Put aside an hour before bed to let your mind wind down and prepare to rest or make your bedroom a ‘tech free’ zone. You’ll notice a difference in both your energy and your mood.

#5 Practice mindfulness

Many think that practicing mindfulness strictly means going into a quiet room for half an hour and meditating. While this sounds good in theory, meditation is something many people struggle to do in practice. Mindfulness, in its basic form, is awareness of your self, your emotions and your surroundings. It’s the belief that you have control over your perspective and your reactions to situations.


Practicing mindfulness can be as simple as feeling a negative emotion, accepting it (rather than pushing it away or judging it) and then assessing the best approach and outcome to the problem emotion. Your solution could be as simple as getting a cup of tea or as extreme as finding a new job.

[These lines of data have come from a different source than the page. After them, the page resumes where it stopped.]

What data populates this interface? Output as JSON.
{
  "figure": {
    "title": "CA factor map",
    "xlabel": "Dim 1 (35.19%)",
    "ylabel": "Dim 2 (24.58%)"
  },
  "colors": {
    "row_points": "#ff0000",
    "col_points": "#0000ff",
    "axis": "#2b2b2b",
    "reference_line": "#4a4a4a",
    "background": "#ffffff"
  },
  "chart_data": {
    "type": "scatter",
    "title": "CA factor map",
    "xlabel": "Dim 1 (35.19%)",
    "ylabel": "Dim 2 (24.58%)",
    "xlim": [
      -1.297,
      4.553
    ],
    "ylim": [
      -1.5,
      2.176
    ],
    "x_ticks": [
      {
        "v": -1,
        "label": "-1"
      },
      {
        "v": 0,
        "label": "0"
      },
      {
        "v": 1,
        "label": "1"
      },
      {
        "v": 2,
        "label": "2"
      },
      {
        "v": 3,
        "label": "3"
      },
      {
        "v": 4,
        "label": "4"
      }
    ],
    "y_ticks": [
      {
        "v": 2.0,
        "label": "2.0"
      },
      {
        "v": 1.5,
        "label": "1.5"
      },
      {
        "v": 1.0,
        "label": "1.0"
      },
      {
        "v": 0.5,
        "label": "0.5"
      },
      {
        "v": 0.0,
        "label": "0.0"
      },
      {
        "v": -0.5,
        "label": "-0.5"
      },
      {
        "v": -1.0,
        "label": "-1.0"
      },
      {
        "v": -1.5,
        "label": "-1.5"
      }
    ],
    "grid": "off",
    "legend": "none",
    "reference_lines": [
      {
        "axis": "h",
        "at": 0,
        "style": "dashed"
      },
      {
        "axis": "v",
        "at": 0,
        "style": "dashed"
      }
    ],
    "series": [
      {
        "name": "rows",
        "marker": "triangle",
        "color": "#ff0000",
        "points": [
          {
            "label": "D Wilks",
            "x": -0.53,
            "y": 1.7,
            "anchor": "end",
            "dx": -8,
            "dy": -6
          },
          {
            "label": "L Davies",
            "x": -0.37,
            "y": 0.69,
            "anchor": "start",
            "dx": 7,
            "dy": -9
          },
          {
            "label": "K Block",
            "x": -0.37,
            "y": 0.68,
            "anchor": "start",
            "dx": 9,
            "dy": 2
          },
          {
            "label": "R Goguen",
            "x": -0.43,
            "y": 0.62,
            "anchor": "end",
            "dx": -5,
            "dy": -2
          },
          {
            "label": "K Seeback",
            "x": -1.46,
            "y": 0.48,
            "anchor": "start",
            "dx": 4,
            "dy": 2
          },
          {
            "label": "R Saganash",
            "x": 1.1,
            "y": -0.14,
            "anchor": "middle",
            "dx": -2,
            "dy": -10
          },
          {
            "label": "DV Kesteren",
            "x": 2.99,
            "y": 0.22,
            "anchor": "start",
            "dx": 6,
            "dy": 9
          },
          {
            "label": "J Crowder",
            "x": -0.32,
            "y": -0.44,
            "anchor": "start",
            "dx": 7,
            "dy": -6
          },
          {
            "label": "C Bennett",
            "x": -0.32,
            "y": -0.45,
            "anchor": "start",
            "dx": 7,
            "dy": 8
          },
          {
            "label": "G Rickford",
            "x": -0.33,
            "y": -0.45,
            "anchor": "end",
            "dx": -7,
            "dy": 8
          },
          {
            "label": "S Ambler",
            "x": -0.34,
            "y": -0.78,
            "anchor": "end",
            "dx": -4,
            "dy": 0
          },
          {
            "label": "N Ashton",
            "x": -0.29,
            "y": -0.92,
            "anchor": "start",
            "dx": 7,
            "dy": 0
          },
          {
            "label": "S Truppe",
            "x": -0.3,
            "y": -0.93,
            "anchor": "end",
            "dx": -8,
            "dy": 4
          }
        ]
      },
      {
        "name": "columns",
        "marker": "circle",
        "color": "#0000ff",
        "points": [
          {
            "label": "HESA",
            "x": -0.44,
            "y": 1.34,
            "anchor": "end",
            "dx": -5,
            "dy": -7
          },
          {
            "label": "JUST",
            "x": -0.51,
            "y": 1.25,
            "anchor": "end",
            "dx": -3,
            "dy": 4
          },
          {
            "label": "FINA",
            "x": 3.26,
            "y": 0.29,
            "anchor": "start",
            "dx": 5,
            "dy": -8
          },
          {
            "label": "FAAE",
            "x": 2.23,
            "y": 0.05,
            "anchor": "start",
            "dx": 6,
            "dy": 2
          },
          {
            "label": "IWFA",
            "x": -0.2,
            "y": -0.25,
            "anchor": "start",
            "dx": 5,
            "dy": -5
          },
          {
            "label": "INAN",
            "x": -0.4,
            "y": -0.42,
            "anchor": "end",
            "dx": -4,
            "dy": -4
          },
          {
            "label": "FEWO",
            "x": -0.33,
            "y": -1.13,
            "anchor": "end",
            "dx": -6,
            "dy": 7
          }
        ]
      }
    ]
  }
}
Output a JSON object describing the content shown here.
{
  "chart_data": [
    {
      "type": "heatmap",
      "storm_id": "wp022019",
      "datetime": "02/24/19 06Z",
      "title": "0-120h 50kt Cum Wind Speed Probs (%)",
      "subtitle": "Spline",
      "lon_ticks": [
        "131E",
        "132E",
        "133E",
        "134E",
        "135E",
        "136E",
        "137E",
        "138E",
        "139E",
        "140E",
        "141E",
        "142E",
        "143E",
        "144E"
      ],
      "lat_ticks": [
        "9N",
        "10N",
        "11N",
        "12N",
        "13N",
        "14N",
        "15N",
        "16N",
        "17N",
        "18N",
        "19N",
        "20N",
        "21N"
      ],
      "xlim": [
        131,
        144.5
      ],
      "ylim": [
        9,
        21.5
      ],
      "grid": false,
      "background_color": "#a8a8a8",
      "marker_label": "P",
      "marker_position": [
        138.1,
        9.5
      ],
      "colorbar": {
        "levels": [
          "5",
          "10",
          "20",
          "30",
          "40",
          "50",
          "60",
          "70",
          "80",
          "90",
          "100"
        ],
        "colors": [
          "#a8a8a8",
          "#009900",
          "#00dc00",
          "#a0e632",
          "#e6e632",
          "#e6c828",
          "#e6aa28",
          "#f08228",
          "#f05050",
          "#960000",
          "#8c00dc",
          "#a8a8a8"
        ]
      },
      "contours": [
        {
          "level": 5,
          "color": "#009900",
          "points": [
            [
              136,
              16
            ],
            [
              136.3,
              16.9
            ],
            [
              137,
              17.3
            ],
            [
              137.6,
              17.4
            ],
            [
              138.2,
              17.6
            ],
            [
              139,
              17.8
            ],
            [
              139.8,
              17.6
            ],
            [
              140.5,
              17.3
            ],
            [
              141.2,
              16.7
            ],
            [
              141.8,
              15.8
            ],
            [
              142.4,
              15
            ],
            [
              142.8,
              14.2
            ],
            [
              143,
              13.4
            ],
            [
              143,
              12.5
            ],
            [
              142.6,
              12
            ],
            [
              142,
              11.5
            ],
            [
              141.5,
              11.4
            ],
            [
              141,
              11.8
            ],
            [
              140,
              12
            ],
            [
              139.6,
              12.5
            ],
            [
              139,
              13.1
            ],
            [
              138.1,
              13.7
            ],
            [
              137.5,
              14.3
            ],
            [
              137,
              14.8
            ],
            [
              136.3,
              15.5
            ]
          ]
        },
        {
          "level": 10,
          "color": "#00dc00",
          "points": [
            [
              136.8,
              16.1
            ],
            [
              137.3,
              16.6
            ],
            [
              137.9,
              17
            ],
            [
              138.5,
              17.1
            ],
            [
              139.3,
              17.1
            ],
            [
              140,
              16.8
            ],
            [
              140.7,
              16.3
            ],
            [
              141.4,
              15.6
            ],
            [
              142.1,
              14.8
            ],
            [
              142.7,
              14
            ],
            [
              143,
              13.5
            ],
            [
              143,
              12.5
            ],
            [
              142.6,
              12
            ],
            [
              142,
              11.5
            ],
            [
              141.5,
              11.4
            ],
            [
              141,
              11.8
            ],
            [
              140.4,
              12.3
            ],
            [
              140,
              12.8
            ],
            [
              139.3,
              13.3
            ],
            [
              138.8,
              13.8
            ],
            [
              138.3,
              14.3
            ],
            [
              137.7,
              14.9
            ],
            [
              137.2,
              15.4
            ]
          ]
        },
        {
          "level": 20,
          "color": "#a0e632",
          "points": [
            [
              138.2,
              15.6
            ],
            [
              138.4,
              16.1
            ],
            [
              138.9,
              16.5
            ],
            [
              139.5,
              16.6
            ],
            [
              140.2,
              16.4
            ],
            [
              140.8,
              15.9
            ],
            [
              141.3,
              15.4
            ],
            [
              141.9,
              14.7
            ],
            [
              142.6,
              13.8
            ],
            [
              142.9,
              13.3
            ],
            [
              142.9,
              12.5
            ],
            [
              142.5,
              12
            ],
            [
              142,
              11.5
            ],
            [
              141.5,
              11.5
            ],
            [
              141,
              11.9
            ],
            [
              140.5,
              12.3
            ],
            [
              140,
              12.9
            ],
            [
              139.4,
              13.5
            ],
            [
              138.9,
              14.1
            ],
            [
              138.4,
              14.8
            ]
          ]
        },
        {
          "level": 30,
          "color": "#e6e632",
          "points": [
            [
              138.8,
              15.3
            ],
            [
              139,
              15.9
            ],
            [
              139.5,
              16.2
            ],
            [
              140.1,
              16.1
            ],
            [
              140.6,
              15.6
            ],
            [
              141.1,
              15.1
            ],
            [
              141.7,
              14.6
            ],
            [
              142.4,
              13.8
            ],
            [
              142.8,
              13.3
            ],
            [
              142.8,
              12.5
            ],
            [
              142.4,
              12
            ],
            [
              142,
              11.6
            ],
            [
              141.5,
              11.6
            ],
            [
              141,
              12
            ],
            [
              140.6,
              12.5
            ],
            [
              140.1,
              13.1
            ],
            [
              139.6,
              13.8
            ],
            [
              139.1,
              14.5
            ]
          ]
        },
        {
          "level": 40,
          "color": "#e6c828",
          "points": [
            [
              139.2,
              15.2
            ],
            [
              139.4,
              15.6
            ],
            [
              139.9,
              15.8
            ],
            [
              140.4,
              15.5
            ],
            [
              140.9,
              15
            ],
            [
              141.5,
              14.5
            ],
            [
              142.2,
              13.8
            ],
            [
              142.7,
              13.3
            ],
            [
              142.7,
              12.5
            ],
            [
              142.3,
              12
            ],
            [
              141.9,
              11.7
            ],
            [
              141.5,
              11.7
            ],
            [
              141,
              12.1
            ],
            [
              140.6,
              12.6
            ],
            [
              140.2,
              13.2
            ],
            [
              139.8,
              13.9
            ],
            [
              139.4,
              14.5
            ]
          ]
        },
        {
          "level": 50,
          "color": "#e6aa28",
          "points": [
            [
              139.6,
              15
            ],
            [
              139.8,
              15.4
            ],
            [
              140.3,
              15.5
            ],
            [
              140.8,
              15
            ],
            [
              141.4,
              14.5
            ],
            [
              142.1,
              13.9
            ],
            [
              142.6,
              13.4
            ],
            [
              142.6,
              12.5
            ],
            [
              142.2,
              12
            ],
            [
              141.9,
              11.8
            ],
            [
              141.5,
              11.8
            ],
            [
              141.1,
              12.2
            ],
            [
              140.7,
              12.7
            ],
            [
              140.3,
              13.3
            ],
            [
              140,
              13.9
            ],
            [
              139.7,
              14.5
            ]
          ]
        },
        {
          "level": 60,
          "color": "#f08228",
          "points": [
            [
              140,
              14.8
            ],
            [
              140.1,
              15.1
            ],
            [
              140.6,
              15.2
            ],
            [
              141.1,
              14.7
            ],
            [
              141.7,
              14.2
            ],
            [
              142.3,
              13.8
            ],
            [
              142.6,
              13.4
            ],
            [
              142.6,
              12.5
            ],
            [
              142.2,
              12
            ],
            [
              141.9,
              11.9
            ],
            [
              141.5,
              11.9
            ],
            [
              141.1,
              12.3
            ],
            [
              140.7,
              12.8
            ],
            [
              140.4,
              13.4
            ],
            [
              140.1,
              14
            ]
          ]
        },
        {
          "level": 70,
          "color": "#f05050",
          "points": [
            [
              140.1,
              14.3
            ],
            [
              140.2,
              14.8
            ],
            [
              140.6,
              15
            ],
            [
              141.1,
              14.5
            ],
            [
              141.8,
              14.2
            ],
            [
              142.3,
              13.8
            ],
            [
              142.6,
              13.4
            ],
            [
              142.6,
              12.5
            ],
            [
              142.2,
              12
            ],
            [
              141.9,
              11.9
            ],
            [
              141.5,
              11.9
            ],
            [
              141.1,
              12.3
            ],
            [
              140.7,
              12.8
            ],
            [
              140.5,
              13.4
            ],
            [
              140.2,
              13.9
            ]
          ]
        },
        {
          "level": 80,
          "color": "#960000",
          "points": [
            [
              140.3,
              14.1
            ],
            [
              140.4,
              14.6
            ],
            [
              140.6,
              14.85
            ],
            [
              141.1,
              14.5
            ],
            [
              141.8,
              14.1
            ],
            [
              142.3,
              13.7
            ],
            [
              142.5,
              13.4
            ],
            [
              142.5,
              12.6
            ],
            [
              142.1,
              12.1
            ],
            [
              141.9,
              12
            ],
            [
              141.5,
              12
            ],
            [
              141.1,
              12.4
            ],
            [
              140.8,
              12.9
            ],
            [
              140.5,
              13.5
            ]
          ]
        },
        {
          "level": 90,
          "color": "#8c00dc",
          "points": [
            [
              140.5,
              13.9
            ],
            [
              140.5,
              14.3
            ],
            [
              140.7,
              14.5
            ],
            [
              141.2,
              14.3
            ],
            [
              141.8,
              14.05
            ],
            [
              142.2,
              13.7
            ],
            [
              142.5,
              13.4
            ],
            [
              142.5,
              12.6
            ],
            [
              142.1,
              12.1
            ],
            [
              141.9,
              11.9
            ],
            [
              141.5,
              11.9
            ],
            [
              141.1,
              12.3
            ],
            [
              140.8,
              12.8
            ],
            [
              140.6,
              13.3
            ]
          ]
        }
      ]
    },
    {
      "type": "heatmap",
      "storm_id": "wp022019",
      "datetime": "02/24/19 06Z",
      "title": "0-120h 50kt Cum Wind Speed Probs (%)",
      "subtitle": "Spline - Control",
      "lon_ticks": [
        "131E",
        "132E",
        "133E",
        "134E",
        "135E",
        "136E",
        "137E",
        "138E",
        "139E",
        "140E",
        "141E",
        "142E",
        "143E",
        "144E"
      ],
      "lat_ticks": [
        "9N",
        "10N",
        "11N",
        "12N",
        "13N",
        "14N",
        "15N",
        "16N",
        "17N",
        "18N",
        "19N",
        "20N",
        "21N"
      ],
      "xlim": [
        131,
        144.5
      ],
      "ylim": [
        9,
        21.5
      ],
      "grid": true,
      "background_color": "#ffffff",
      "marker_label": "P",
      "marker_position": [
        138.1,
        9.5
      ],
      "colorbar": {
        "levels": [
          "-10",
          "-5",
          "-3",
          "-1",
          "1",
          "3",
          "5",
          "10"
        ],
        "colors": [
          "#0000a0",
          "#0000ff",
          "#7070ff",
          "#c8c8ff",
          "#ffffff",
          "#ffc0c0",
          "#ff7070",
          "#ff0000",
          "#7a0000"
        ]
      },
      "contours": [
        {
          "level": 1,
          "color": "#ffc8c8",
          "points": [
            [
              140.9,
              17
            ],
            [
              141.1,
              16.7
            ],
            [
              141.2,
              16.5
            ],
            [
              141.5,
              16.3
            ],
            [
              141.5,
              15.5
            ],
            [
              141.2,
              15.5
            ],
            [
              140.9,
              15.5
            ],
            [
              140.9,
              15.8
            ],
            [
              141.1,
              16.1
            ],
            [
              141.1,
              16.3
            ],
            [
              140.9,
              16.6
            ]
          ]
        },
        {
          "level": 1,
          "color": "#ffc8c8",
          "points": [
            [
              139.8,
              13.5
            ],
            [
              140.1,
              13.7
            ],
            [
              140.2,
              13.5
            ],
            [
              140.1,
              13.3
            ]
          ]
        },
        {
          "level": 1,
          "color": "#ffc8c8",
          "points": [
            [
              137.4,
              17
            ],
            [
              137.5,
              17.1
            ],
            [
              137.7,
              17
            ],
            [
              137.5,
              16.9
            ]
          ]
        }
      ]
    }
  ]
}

Rather than feeling hopelessly out of control and letting your thoughts catapult from one negative to the next, mindfulness is shown to reduce stress, increase your focus, decrease emotional reactivity and boost your memory. It’s so good for your mind and career that innovative companies such as Google and Apple have even implemented mindfulness programs for their employees.

#6 Say ‘no’

You can’t do everything. If you are doing everything, you probably aren’t doing anything very well.


When you say ‘yes’ to things all the time, you don’t leave enough room for what you truly love. Trying to be everything for everyone is a great way to run yourself into the ground.

So identify what your focus is and what makes you happy. For example, maybe it’s your career, your family and your partner. If you put those three things first and say no to other commitments that aren’t in line with these goals, you’ll find your time and energy easier to manage.

Three things are much simpler a commitment than 20. Also, these are the three things that make you the happiest and most fulfilled version of you, so they won’t make you tired and resentful.

Evie Kennedy is a media professional, writer and literature junkie. She likes to punch, kick and lift things in the name of health and is trying to write a novel.